Notice that the description already enforces some of the behavior we want. It tells the model that results include source URLs and content, and critically, that chunks may be weakly related or entirely unrelated to the query. This primes the model to treat results with appropriate skepticism rather than assuming everything returned is relevant.

If you are building your own tool with the HTTP API, use a similar description. The important elements are: explain what the tool returns (chunks with source URLs and content), note that results may not always be relevant, and tell the model when to use it.

System prompt

The system prompt is where you get precise about how the agent should use the tool and handle its results. Below is what we think works well for handling uncertainty and citations. You can use it as a starting point or do your own thing entirely. Keep in mind that different LLMs will behave differently given the same set of instructions:

You are an AI assistant for [Product Name], [product description].

You have different tools to interact with the platform on behalf of the
user. You also have access to a knowledge base search tool to answer the
user's questions and fill in your own understanding of the product.

...your other instructions...

## Knowledge Base Search

Use the search_knowledge_base tool whenever you need information about
[Product Name], whether to answer a user's question directly, to
understand parts of the product in connection with the user's task, or
to interpret results and inputs from other tools. Never rely on your
inherent knowledge or any other tool for product-specific information.

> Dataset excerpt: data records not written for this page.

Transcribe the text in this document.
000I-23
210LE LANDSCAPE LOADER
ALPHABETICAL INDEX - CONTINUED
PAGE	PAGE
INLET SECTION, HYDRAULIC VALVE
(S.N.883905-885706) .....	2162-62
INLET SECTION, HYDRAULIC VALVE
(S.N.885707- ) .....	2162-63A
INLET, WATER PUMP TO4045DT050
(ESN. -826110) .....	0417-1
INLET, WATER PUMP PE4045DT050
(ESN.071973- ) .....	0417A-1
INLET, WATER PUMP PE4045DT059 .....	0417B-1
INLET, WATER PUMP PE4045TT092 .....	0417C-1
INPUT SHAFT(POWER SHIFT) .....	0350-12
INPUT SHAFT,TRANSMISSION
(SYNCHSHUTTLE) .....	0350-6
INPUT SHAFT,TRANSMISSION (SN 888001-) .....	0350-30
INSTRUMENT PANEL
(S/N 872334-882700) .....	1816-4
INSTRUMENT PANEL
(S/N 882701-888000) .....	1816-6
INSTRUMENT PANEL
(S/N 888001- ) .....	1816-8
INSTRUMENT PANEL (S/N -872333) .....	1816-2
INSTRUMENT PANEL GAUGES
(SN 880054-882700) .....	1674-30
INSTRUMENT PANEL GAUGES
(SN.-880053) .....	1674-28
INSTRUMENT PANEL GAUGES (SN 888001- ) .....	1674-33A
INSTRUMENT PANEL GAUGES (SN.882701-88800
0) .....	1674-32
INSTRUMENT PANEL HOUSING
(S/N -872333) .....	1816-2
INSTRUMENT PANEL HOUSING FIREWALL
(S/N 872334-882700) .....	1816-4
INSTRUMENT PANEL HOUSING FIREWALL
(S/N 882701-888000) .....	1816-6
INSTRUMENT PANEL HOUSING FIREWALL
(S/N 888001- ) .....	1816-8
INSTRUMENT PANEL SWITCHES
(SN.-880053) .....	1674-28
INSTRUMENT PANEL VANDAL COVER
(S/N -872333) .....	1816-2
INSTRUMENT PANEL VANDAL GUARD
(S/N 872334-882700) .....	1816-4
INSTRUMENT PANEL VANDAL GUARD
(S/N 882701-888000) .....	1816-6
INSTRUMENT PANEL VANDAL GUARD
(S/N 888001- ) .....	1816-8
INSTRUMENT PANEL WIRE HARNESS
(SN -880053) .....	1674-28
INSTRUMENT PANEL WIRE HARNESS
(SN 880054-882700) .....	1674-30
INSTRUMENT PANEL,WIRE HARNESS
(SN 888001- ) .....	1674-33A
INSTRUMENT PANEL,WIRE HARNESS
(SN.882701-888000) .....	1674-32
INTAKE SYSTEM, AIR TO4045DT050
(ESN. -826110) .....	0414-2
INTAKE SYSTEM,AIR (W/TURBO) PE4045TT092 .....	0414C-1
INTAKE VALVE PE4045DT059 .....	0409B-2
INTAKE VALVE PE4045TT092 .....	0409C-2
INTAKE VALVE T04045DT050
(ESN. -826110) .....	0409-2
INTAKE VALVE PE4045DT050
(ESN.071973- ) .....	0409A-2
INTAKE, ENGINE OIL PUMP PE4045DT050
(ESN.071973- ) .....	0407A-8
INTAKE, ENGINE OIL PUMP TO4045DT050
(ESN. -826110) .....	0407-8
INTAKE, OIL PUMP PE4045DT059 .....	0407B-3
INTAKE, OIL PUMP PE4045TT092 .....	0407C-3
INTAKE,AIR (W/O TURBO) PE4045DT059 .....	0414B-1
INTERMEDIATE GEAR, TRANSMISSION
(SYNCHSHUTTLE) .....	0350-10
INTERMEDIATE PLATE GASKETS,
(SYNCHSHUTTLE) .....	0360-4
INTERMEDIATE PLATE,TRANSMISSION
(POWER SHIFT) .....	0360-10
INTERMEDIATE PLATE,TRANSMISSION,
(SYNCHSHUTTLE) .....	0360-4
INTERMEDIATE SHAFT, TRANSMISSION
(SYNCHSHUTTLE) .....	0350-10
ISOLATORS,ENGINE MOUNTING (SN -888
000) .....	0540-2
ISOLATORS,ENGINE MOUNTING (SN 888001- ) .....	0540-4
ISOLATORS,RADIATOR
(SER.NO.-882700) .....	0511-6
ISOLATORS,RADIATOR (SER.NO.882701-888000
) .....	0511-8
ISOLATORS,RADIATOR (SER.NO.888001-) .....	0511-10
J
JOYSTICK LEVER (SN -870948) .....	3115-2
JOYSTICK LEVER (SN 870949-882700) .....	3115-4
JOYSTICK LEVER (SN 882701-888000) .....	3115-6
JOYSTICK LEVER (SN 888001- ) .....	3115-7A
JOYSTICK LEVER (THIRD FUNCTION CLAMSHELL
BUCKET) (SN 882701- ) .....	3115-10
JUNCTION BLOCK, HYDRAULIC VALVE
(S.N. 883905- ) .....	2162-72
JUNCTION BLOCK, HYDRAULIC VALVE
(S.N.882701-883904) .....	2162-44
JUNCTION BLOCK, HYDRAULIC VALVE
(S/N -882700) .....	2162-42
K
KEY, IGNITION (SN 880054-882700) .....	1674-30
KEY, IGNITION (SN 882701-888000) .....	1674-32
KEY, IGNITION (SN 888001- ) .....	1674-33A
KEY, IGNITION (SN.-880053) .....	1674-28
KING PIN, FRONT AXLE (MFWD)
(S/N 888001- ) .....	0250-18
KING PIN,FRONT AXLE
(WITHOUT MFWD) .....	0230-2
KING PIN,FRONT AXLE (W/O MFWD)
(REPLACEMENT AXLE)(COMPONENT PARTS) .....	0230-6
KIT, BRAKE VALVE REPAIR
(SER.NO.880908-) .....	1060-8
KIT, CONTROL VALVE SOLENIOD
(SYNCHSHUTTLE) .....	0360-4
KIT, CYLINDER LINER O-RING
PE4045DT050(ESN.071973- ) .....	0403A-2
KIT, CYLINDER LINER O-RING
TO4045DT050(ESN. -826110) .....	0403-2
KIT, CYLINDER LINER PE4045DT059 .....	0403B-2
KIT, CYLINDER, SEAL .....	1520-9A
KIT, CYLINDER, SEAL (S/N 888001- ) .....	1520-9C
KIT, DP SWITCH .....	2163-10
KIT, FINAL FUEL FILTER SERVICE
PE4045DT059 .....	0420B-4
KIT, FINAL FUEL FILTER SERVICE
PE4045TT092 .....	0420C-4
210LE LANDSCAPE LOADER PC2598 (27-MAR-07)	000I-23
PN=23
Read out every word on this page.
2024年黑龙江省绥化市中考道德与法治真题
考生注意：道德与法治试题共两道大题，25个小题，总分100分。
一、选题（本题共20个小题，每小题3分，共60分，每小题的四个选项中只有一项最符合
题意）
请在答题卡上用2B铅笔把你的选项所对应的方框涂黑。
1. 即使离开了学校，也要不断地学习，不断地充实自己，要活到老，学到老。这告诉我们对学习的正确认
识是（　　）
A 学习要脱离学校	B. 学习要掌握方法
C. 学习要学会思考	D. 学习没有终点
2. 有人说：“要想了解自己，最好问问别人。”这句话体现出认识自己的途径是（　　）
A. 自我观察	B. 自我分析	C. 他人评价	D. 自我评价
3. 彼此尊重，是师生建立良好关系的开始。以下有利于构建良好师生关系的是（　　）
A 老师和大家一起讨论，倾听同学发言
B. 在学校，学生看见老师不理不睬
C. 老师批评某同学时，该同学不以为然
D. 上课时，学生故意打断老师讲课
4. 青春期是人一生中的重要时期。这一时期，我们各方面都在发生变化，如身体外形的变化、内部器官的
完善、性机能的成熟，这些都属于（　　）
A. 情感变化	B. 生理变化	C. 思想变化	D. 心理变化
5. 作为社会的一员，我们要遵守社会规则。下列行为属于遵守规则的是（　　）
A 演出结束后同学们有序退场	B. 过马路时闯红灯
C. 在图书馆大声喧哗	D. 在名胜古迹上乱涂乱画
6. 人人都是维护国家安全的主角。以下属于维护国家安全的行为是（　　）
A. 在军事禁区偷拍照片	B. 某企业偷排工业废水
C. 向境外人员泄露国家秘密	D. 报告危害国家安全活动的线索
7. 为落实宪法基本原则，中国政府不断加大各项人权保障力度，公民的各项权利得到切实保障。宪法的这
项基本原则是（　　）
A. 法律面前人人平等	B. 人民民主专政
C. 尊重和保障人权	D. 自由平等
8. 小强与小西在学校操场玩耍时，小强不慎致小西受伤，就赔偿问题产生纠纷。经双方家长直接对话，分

When using the results, follow these rules:

1. Review the content of each knowledge source document carefully and
assess its relevance to the user query before using it in your answer.
Some documents may appear relevant at first but are not. If you do not
find enough information in the knowledge sources to answer the query,
clearly state that the knowledge sources do not contain enough
information. Never try to make up an answer.
2. Answer the user query solely based on the relevant knowledge sources.
Explicitly state your uncertainty with phrases like "I'm sorry, but
there's no information about", "The knowledge sources do not explicitly
mention" or similar, if you cannot find enough information in the
knowledge sources to provide a confident answer. State your uncertainty
at the beginning of your answer — the user must be made aware of any
limitations upfront.
3. Cite documents that include a source URL. Format each citation as
[[short title](URL)] using a 1-4 word title. Place the citation
immediately after the sentence it supports. If two or more documents
support the same sentence, include at most two citations inside the
same brackets separated by a semicolon.